Digital marketers face a big question in today’s world – is it more important to acquire new customers, or retain and nurture their current customer base?
It’s a conundrum companies have faced for years. Should marketers go out looking for new leads and improve sales prospects or develop a loyal and valuable customer? Industry leaders are constantly asking themselves where to allocate money, time and resources to attain the best results in today’s dog eat dog environment.
According to a recent survey by Econsultancy, 34% of marketers indicated that they will increase their investment in acquisition and 18% will focus investment on retention this year, while 47% will keep the balance unchanged. It’s all too easy to answer questions in a questionnaire but when it comes to putting your money where you mouth is, what is it going to be?
Of course acquisition is the cornerstone in the early stages of a start-up business. This is how you build your brand and your revenue. But quite quickly it will become clear that acquisition efforts make traffic, and generate interest (e.g. NL subscription) but on average in only 1.5% of cases does it result in a first time purchase[ii]. It’s also good for replacing those customers that inevitably fall away. But this is all acquisition can do.
You’re then faced with the issue that on average only 20% of all customers in ecommerce business are repeat buyers. So while you can be proud of your acquisition success, the ROI of your efforts will be poor. All the costs of advertising, converting and incentivising for first purchase generate in 80% of cases only one purchase. But don’t despair, this is where retention marketing comes in.
Over a three year period, Luisaviaroma, a luxury online fashion retailer selling designer wear from brands such as Armani, Gucci and Givenchy, built customer retention in a spectacular fashion. Email open rates increased by 190% and emails generated 215% more online orders, while email continued to drive traffic to the client’s website. Static emails were turned into irresistible invitations to shop and the results spoke for themselves. Of course, the company, like all other ecommerce retailers, continued their efforts to continuously acquire new customers, but they were smart enough to balance it with a great effort in retention marketing.
As a marketer, it is essential to understand who your customers are; know what content you should send them; when you should send it; and how you should reach them.
Five top tips for how best to retain customers
Prioritise data capture
– This will help you understand your customers in depth, spot patterns in their behaviour and capitalise on them. Data on your customers is priceless
Embed personalisation in all possible channels
– Consumers expect to be recognised and rewarded for their loyalty. Personalisation makes this possible in a cost effective way from recommendation on what to purchase, to premium services or special offers for regular customers
Smooth, rapid response
– React within moments of a customer engaging, deliver exactly the products they’re most likely to buy via recommendations, and ensure your content is optimised for all devices, including mobiles and tablets
Automate
– Efficiency is king when you deal with fine margins, as most online retailers do. Anything that has to be done manually stifles profit. So automation is crucial and enables immediate responses
Experiment
– The potential to learn what works and what doesn’t is enormously valuable. In email, split tests can be automated too so that a winning approach can be adopted and can then be used throughout
According to a report from the Chartered Institute of Marketing, some sources say it costs between four to 10 times more to acquire a new customer than it does to keep one.
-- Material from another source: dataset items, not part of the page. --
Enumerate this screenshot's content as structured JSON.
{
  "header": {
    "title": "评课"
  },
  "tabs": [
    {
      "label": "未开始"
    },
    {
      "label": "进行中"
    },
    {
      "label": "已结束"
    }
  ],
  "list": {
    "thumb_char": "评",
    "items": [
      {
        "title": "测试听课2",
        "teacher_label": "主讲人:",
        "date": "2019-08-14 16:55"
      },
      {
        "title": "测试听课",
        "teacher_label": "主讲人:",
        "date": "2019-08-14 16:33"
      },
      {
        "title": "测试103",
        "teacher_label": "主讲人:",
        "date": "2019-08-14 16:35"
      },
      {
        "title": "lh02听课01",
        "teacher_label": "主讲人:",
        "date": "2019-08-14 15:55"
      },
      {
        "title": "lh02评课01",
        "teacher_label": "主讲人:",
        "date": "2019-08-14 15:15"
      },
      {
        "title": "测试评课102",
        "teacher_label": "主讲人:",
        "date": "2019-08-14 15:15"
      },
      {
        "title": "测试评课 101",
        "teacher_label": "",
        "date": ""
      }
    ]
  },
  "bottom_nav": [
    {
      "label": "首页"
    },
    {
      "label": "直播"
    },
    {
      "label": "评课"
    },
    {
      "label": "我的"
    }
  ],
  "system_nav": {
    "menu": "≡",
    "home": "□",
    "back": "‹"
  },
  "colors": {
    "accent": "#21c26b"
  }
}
But it is not as simple as an either or. The 47% of the Econsultancy study marketers who answered that they would treat both retention and acquisition with the same level of performance in the survey are on the right track. It’s about having a balance. You always need to capture new customers to grow and make up for lost ones. But intelligent and automated loyalty marketing programs can change the customer lifecycle curve. They can turn more first time buyers into repeat purchasers, produce more revenue out of buying clients, delay or even prevent customers from churning, and help win back those customers who have dropped off.
Companies that pay attention to this will be more profitable in the long term. Since only 8% of return buyers generate 40% of revenue then even increasing those active buyers by a small percentage will have a dramatic impact on revenue growth. Customer loyalty is not only about discounts and incentives; it’s about giving the customer rewarding, engaging experiences. The future revenue stream for many businesses lies not only in new data and new customers but by understanding existing data and then treating every customer as an individual.